Most skeletons are comprised of bone and shell. Yet some, such as those of sponges, are made up of flexible collagen fibers, the exhibit points out.

Parts of skeletons such as teeth, jaws and beaks help scientists learn about what animals eat. For instance, the exhibit mentions, hawks’ sharp, pointed beaks help them eat other animals. The flat beaks of geese help them eat plants while the thick beaks of cardinals help them eat seeds.

Although teeth are the hardest part of skeletons, over time their shapes can change tremendously because of grinding involved in eating and chewing, the exhibit shows.

Broken bones help show the effects of injuries and diseases on animals and that, in turn, also can reveal details of how they lived, the exhibit mentions.

The exhibit also details how humans, especially long ago, made tools and household items from skeleton materials. For example, needles were made from bone fragments and shells were used for bowls and scoops.

Jessica Davenport, the museum’s exhibits manager, developed the exhibit and did the photography used in it, according to museum officials.
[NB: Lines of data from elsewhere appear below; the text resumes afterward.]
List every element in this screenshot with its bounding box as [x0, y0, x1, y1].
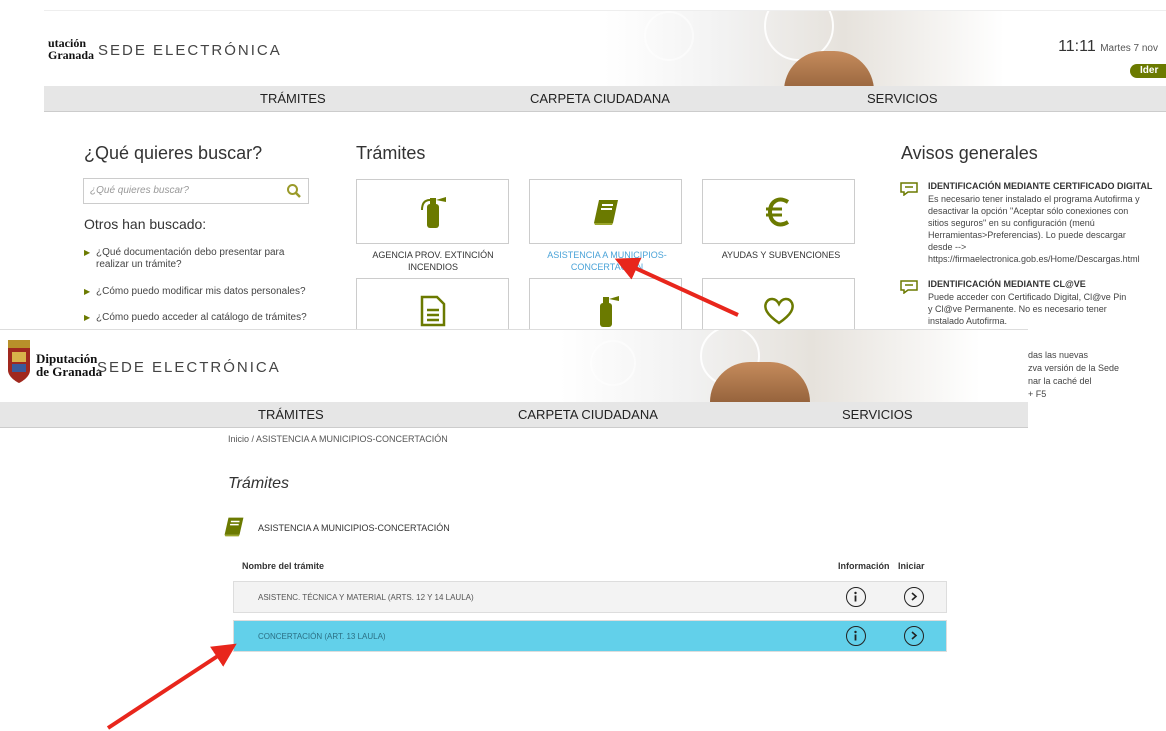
tile-ayudas-subvenciones[interactable] — [702, 179, 855, 244]
search-placeholder: ¿Qué quieres buscar? — [90, 185, 189, 196]
column-header-name: Nombre del trámite — [242, 561, 325, 571]
aviso-line: y Cl@ve Permanente. No es necesario tene… — [928, 304, 1107, 314]
column-header-info: Información — [838, 561, 890, 571]
hero-banner — [560, 330, 980, 402]
avisos-heading: Avisos generales — [901, 143, 1038, 163]
hero-circle — [590, 340, 636, 386]
nav-servicios[interactable]: SERVICIOS — [867, 91, 938, 106]
tile-label[interactable]: AYUDAS Y SUBVENCIONES — [696, 249, 866, 261]
tile-heart[interactable] — [702, 278, 855, 330]
aviso-line: Puede acceder con Certificado Digital, C… — [928, 292, 1127, 302]
info-icon — [854, 630, 857, 641]
fire-extinguisher-icon — [599, 295, 619, 327]
site-title: SEDE ELECTRÓNICA — [97, 359, 281, 376]
peek-text: zva versión de la Sede — [1028, 363, 1120, 373]
coat-of-arms-icon[interactable] — [6, 340, 32, 384]
tile-label-link[interactable]: ASISTENCIA A MUNICIPIOS-CONCERTACIÓN — [522, 249, 692, 273]
heart-icon — [763, 297, 794, 325]
aviso-line: Es necesario tener instalado el programa… — [928, 194, 1140, 204]
page-title: Trámites — [228, 475, 290, 492]
aviso-body: Puede acceder con Certificado Digital, C… — [928, 291, 1158, 327]
tile-extincion-2[interactable] — [529, 278, 682, 330]
table-row[interactable]: ASISTENC. TÉCNICA Y MATERIAL (ARTS. 12 Y… — [233, 581, 947, 613]
clock-date: Martes 7 nov — [1100, 43, 1158, 54]
hero-banner — [604, 11, 1004, 87]
faq-link[interactable]: ¿Cómo puedo modificar mis datos personal… — [84, 286, 311, 298]
identify-button[interactable]: Ider — [1130, 64, 1166, 78]
row-label[interactable]: CONCERTACIÓN (ART. 13 LAULA) — [258, 632, 386, 641]
aviso-line: desactivar la opción "Aceptar sólo conex… — [928, 206, 1129, 216]
aviso-body: Es necesario tener instalado el programa… — [928, 193, 1158, 265]
tile-documents[interactable] — [356, 278, 509, 330]
aviso-title: IDENTIFICACIÓN MEDIANTE CL@VE — [928, 279, 1086, 289]
aviso-line: instalado Autofirma. — [928, 316, 1008, 326]
site-header: utación Granada SEDE ELECTRÓNICA 11:11 M… — [44, 10, 1166, 87]
clock-time: 11:11 — [1058, 38, 1096, 55]
info-button[interactable] — [846, 626, 866, 646]
message-icon — [900, 182, 918, 196]
main-nav: TRÁMITES CARPETA CIUDADANA SERVICIOS — [44, 86, 1166, 112]
aviso-title: IDENTIFICACIÓN MEDIANTE CERTIFICADO DIGI… — [928, 181, 1153, 191]
faq-link[interactable]: ¿Cómo puedo acceder al catálogo de trámi… — [84, 312, 311, 324]
info-button[interactable] — [846, 587, 866, 607]
nav-tramites[interactable]: TRÁMITES — [260, 91, 326, 106]
aviso-line: desde --> — [928, 242, 967, 252]
play-icon — [911, 631, 918, 640]
aviso-line: sitios seguros" en su configuración (men… — [928, 218, 1095, 228]
info-icon — [854, 591, 857, 602]
row-label[interactable]: ASISTENC. TÉCNICA Y MATERIAL (ARTS. 12 Y… — [258, 593, 474, 602]
search-heading: ¿Qué quieres buscar? — [84, 143, 263, 163]
site-title: SEDE ELECTRÓNICA — [98, 42, 282, 59]
faq-link[interactable]: ¿Qué documentación debo presentar para r… — [84, 247, 311, 271]
breadcrumb[interactable]: Inicio / ASISTENCIA A MUNICIPIOS-CONCERT… — [228, 434, 448, 444]
aviso-link[interactable]: https://firmaelectronica.gob.es/Home/Des… — [928, 253, 1158, 265]
search-input[interactable]: ¿Qué quieres buscar? — [83, 178, 309, 204]
nav-carpeta-ciudadana[interactable]: CARPETA CIUDADANA — [518, 407, 658, 422]
fire-extinguisher-icon — [420, 196, 446, 228]
search-icon[interactable] — [286, 183, 302, 199]
clock: 11:11 Martes 7 nov — [1058, 38, 1158, 56]
start-button[interactable] — [904, 587, 924, 607]
main-nav: TRÁMITES CARPETA CIUDADANA SERVICIOS — [0, 402, 1028, 428]
others-searched-heading: Otros han buscado: — [84, 216, 207, 232]
category-label: ASISTENCIA A MUNICIPIOS-CONCERTACIÓN — [258, 523, 450, 533]
column-header-start: Iniciar — [898, 561, 925, 571]
hero-circle — [644, 11, 694, 61]
message-icon — [900, 280, 918, 294]
tramites-heading: Trámites — [356, 143, 426, 163]
nav-tramites[interactable]: TRÁMITES — [258, 407, 324, 422]
book-icon — [224, 517, 244, 537]
table-row-selected[interactable]: CONCERTACIÓN (ART. 13 LAULA) — [233, 620, 947, 652]
logo-text[interactable]: Diputación de Granada — [36, 352, 102, 378]
tile-agencia-extincion[interactable] — [356, 179, 509, 244]
foreground-screenshot-tramites: Diputación de Granada SEDE ELECTRÓNICA T… — [0, 329, 1028, 731]
start-button[interactable] — [904, 626, 924, 646]
play-icon — [911, 592, 918, 601]
nav-servicios[interactable]: SERVICIOS — [842, 407, 913, 422]
logo-line2: de Granada — [36, 364, 103, 379]
background-screenshot-home: utación Granada SEDE ELECTRÓNICA 11:11 M… — [0, 0, 1166, 330]
tile-label[interactable]: AGENCIA PROV. EXTINCIÓN INCENDIOS — [348, 249, 518, 273]
euro-icon — [765, 197, 789, 226]
document-icon — [420, 295, 445, 326]
aviso-line: Herramientas>Preferencias). Lo puede des… — [928, 230, 1126, 240]
logo-text[interactable]: utación Granada — [48, 37, 94, 61]
peek-text: + F5 — [1028, 389, 1047, 399]
peek-text: nar la caché del — [1028, 376, 1092, 386]
peek-text: das las nuevas — [1028, 350, 1089, 360]
tile-asistencia-municipios[interactable] — [529, 179, 682, 244]
book-icon — [593, 199, 618, 225]
nav-carpeta-ciudadana[interactable]: CARPETA CIUDADANA — [530, 91, 670, 106]
logo-line2: Granada — [48, 48, 95, 62]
The vast majority of items in the exhibit are from the museum’s collections and many items, while they have been used for research, never have been on display before, Moncrief said.

More than 22 million animal and plant specimens are kept at the museum.

The skeleton exhibit lets museum scientists share with the public “some of the neat stuff we see every day” while doing research, Moncrief added.

Ryan Barber, the museum’s deputy director, said the exhibit ties into history and cultural lessons of the state Standards of Learning (SOLs) so it is “a very good addition” to the museum that should attract school groups.

The variety of items on display and the information provided about them should interest youth and adults alike, he indicated.

Barber said a firm closing date for the exhibit has not yet been determined, but he expects it will run through at least next summer.

The exhibit, sponsored by River Community Bank, is in the Harvest Foundation Hall of Ancient Life at the museum on Starling Avenue in Martinsville. Regular museum admission prices will apply.